In this paper, a design of a microstrip antenna based on metamaterial (MTM) and electromagnetic band gap (EBG) arrays. The patch is structured from 5×3 MTM array to enhance the antenna bandwidth gain product. The individual unit cell is structured as a split ring (SRR) with a T-resonator. The ground plane is defected with an EBG to suppress the surface waves diffraction from the substrate edges. The antenna is printed on a Roger substrate with permittivity of 10.2 and 1 mm thickness. It is found that the proposed antenna provides a frequency resonance around 2.45 GHz and 3.5 GHz with another band between 4.6 GHz to 5.6 GHz which are very suitable for Wi-Fi and 5G networks. Nevertheless, the antenna gain is found to vary from 3.5 dBi to less than 6 dBi. The antenna size is reduced enough to λ/5 of the guided wavelength to fit an area of 12 mm×20 mm. The proposed antenna performance is controlled with two PIN diodes for reconfiguration process. The antenna frequency resonance bands are found to be well controlled by stopping the current motion at the particular band. The antenna is fabricated and tested experimentally. Finally, the simulated results are compared to those obtained from measurements to provide an excellent agreement to each other with error of less than 3%.

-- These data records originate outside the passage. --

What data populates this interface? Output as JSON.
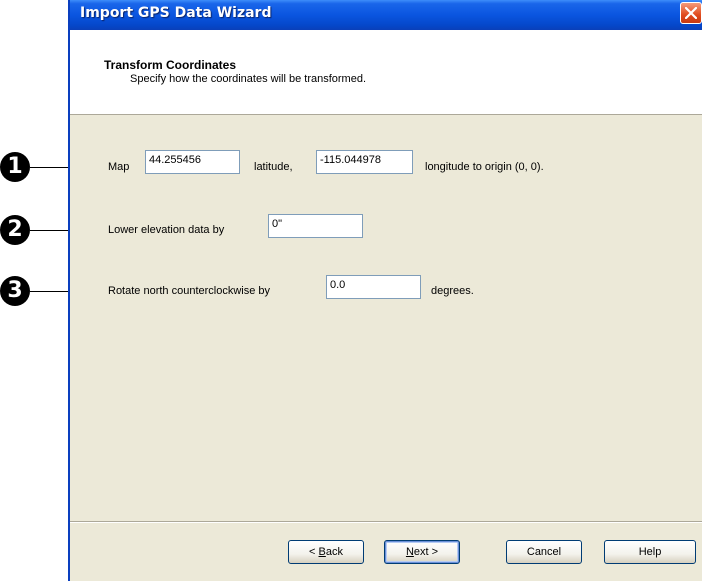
{
  "window": {
    "title": "Import GPS Data Wizard"
  },
  "header": {
    "title": "Transform Coordinates",
    "subtitle": "Specify how the coordinates will be transformed."
  },
  "callouts": [
    "1",
    "2",
    "3"
  ],
  "row1": {
    "map_label": "Map",
    "latitude_value": "44.255456",
    "latitude_label": "latitude,",
    "longitude_value": "-115.044978",
    "longitude_label": "longitude to origin (0, 0)."
  },
  "row2": {
    "label": "Lower elevation data by",
    "value": "0\""
  },
  "row3": {
    "label": "Rotate north counterclockwise by",
    "value": "0.0",
    "unit": "degrees."
  },
  "buttons": {
    "back": {
      "mnemonic": "B",
      "rest": "ack",
      "prefix": "< "
    },
    "next": {
      "mnemonic": "N",
      "rest": "ext >"
    },
    "cancel": "Cancel",
    "help": "Help"
  }
}
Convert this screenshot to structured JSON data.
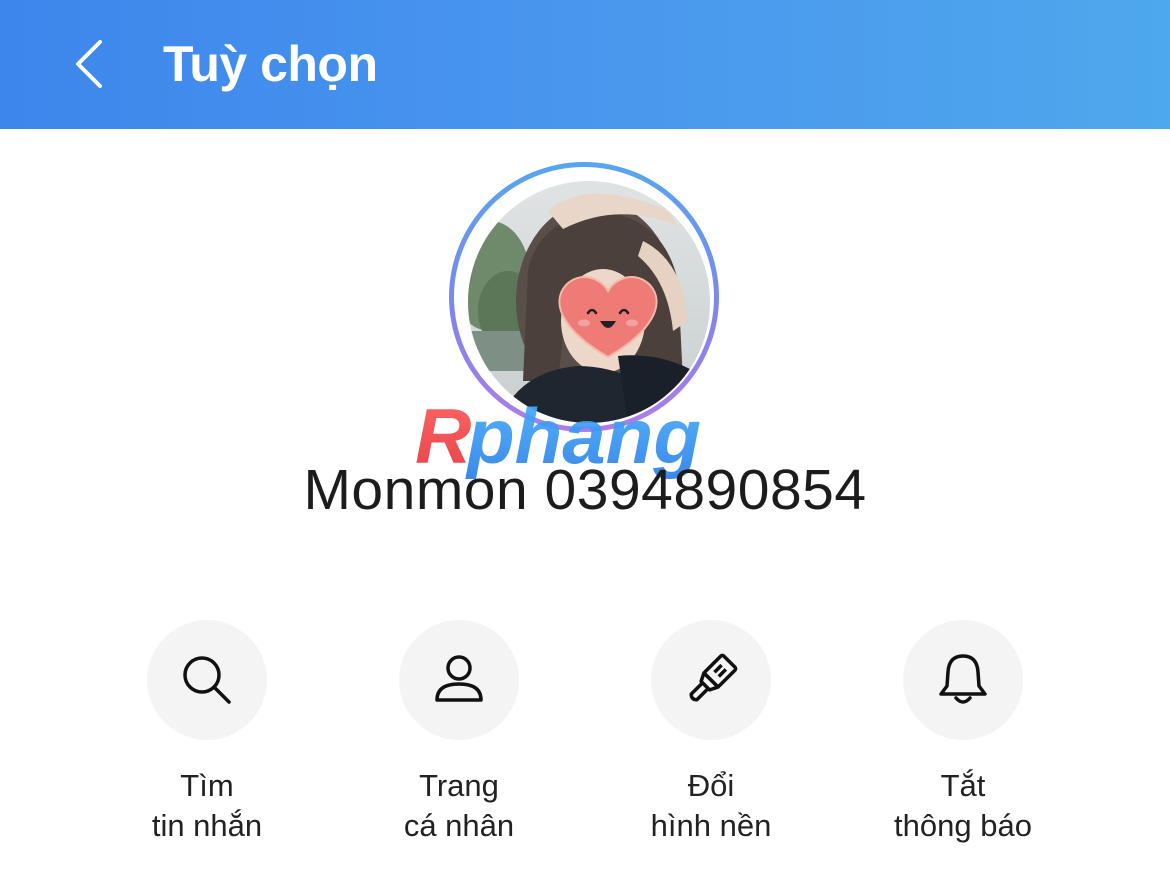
{
  "header": {
    "title": "Tuỳ chọn",
    "back_icon": "chevron-left-icon",
    "gradient_start": "#3d86ec",
    "gradient_end": "#4ea8ec"
  },
  "profile": {
    "name": "Monmon 0394890854",
    "avatar_ring_colors": [
      "#58a6ef",
      "#b07ce8"
    ]
  },
  "watermark": {
    "text": "Rphang"
  },
  "actions": [
    {
      "icon": "search-icon",
      "line1": "Tìm",
      "line2": "tin nhắn"
    },
    {
      "icon": "user-icon",
      "line1": "Trang",
      "line2": "cá nhân"
    },
    {
      "icon": "paint-brush-icon",
      "line1": "Đổi",
      "line2": "hình nền"
    },
    {
      "icon": "bell-icon",
      "line1": "Tắt",
      "line2": "thông báo"
    }
  ]
}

Metal Mesh Metasurfaces as Dual-Band Bandpass Filters for Terahertz Frequencies

A. Perov — Wed, 14 Aug 2024 00:00:00 +0200

In the paper, we propose a new strategy to design of metal mesh filters (MMFs) based on spatial symmetry analysis of bound states in the continuum(BICs) and manipulating and control with resonances, when BICs transformed to the resonances due to spatial perturbations in the MMF structure. The design of a dual-band polarization-insensitive terahertz bandpass filter with wide upper stopband characteristics using a single conducting layer patterned with rectangular holes is presented. The transmission response of the MMF with two poles is obtained to realize dual-band characteristics and three zeros to suppress the stopband. The proposed design has achieved broadband bandpass transmission characteristics under both TE and TM polarizations with canter frequencies at 0.516THz and 0.734THz and 3dB bandwidths of 25% and 17%, respectively, and upper stopband from 0.887THz to 1.6THz with over 10dB suppression.